Monday, November 08, 2021

7 Things I Learned From "ER"

I finished a complete "ER" rewatch earlier this year.  And well, it seemed time for a seven things post.  
1. "ER" was in some ways, much like "The Wire" or "Parks and Rec" in that it was very interested in demonstrating how the large systems that we create are often populated by (some) people doing good work, and stymied by funding and processes. 
2. "ER" told me I never knew whether I was going to get the caring doctor or the distracted doctor.  It was often impossible to tell from the outset whether the demanding patient would turn out to be right that something was wrong, or wrong, but the demanding patient rarely died by being ignored by the distracted doctors.  
3. Doctors on "ER" often had disagreements on the best course of action, with both each other and with patients. Much of this was honestly because the human body is unpredictable, and sometimes it was because having multiple possible health concerns makes many things a judgement call. 
4. Doctors who mean well have about the same success rate as doctors who don't.  Some of this is just the function of fiction, of course. 
5. Doctors who are sticklers for process will abandon it when presented with the right set of circumstances.  

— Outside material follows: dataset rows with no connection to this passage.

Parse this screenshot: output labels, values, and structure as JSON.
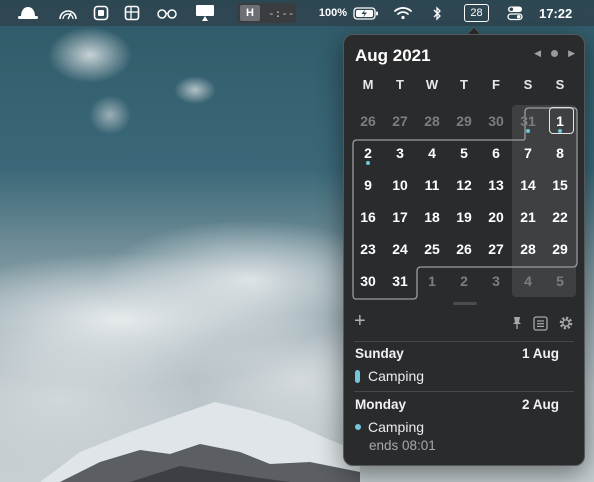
{
  "menubar": {
    "hotkey_label": "H",
    "hotkey_time": "-:--",
    "battery": "100%",
    "calendar_day": "28",
    "clock": "17:22",
    "icons": [
      "weather-hat-icon",
      "gauge-icon",
      "app-square-icon",
      "grid-icon",
      "glasses-icon",
      "display-icon",
      "battery-charging-icon",
      "wifi-icon",
      "bluetooth-icon",
      "control-center-icon"
    ]
  },
  "calendar": {
    "month_title": "Aug 2021",
    "weekdays": [
      "M",
      "T",
      "W",
      "T",
      "F",
      "S",
      "S"
    ],
    "weeks": [
      [
        {
          "d": "26",
          "dim": true
        },
        {
          "d": "27",
          "dim": true
        },
        {
          "d": "28",
          "dim": true
        },
        {
          "d": "29",
          "dim": true
        },
        {
          "d": "30",
          "dim": true
        },
        {
          "d": "31",
          "dim": true,
          "event": true
        },
        {
          "d": "1",
          "event": true,
          "today": true
        }
      ],
      [
        {
          "d": "2",
          "event": true
        },
        {
          "d": "3"
        },
        {
          "d": "4"
        },
        {
          "d": "5"
        },
        {
          "d": "6"
        },
        {
          "d": "7"
        },
        {
          "d": "8"
        }
      ],
      [
        {
          "d": "9"
        },
        {
          "d": "10"
        },
        {
          "d": "11"
        },
        {
          "d": "12"
        },
        {
          "d": "13"
        },
        {
          "d": "14"
        },
        {
          "d": "15"
        }
      ],
      [
        {
          "d": "16"
        },
        {
          "d": "17"
        },
        {
          "d": "18"
        },
        {
          "d": "19"
        },
        {
          "d": "20"
        },
        {
          "d": "21"
        },
        {
          "d": "22"
        }
      ],
      [
        {
          "d": "23"
        },
        {
          "d": "24"
        },
        {
          "d": "25"
        },
        {
          "d": "26"
        },
        {
          "d": "27"
        },
        {
          "d": "28"
        },
        {
          "d": "29"
        }
      ],
      [
        {
          "d": "30"
        },
        {
          "d": "31"
        },
        {
          "d": "1",
          "dim": true
        },
        {
          "d": "2",
          "dim": true
        },
        {
          "d": "3",
          "dim": true
        },
        {
          "d": "4",
          "dim": true
        },
        {
          "d": "5",
          "dim": true
        }
      ]
    ],
    "accent": "#73c6dc"
  },
  "events": {
    "day1": {
      "weekday": "Sunday",
      "date": "1 Aug",
      "title": "Camping"
    },
    "day2": {
      "weekday": "Monday",
      "date": "2 Aug",
      "title": "Camping",
      "subtitle": "ends 08:01"
    }
  }
}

6. Privilege will always serve you.  For a show about a department serving the underserved, it showed again and again how privilege was a great thing to get if you could.   
7. "ER" managed to figure out a way to get Scott Grimes and Angela Bassett to sing on their doctor show.  So the next time I suggest your show needs a musical episode, I don't want excuses.  
Also, this may go without saying, but if you choose to rewatch the show, be ready for a number of sexual assault storylines, rampant unpunished workplace sexual harassment and racism from credited and recurring characters, multiple fatphobia storylines, and an non-zero number of the surprise twist is that they are LGBTQ storylines.